Заключенный выломил из стены кусок штукатурки и провел им по полу длинную черту, которая должна была изображать веревку. Писташ, по первому слову хозяина, встал около черты, поднялся на задние лапы и, держа в передних камышинку, пошел по черте, кривляясь, как настоящий канатный плясун. Пройдя раза два-три взад и вперед, он отдал палку герцогу и проделал то же самое без балансира.
Умную собаку наградили рукоплесканиями.
Представление состояло из трех отделений. Первое кончилось, началось второе.
Теперь Писташ должен был ответить на вопрос: который час?
Шавиньи показал ему свои часы. Было половина седьмого. Писташ шесть раз поднял и опустил лапу, затем в седьмой раз поднял ее и удержал на весу. Ответить яснее было невозможно: и солнечные часы не могли бы показать время точнее. У них к тому же, как всем известно, есть один большой недостаток: по ним ничего не узнаешь, когда не светит солнце.
Затем Писташ должен был объявить всему обществу, кто лучший тюремщик во Франции.
Собака обошла три раза всех присутствующих и почтительнейше улеглась у ног Шавиньи.
Тот сделал вид, что находит шутку прелестной, и посмеялся сквозь зубы, а кончив смеяться, закусил губы и нахмурил брови.
Наконец герцог задал Писташу очень мудреный вопрос: кто величайший вор на свете?
Писташ обошел комнату и, не останавливаясь ни перед кем из присутствующих, подбежал к двери и с жалобным воем стал в нее царапаться.
— Видите, господа, — сказал герцог. — Это изумительное животное, не найдя здесь того, о ком я его спрашиваю, хочет выйти из комнаты. Но будьте покойны, вы все-таки получите ответ. Писташ, друг мой, — продолжал герцог, — подойдите ко мне.
Собака повиновалась.
— Так кто же величайший вор на свете? Уж не королевский ли секретарь Ле Камю, который явился в Париж с двадцатью ливрами, а теперь имеет десять миллионов?
Собака отрицательно мотнула головой.
— Тогда, быть может, министр финансов Эмери, подаривший своему сыну, господину Торе, к свадьбе ренту в триста тысяч ливров и дом, по сравнению с которым Тюильри — шалаш, а Лувр — лачуга?
Собака отрицательно мотнула головой.
— Значит, не он, — продолжал герцог. — Ну, поищем еще.
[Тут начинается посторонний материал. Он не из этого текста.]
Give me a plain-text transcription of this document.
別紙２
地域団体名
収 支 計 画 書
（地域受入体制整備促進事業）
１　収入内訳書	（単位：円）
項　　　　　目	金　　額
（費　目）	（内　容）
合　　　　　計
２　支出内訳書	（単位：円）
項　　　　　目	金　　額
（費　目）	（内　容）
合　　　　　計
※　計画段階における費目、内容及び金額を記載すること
Уж не светлейший ли это негодяй Мазарини ди Пишина, скажи-ка!
Писташ с десяток раз поднял и опустил голову, что должно было означать «да».
— Вы видите, господа, — сказал герцог, обращаясь к присутствующим, которые на этот раз не осмелились усмехнуться даже криво, — вы видите, что величайшим вором на свете оказался светлейший негодяй Мазарини ди Пишина. Так по крайней мере уверяет Писташ.
Представление продолжалось.
— Вы, конечно, знаете, господа, — продолжал де Бофор, пользуясь гробовым молчанием, чтобы объявить программу третьего отделения, — что герцог де Гиз выучил всех парижских собак прыгать через палку в честь госпожи де Понс, которую провозгласил первой красавицей в мире. Так вот, господа, это пустяки, потому что собаки не умели делать разделения (г-н де Бофор хотел сказать «различия») между той, ради кого надо прыгать, и той, ради кого не надо. Писташ сейчас докажет господину коменданту, равно как и всем вам, господа, что он стоит несравненно выше своих собратьев. Одолжите мне, пожалуйста, вашу тросточку, господин де Шавиньи.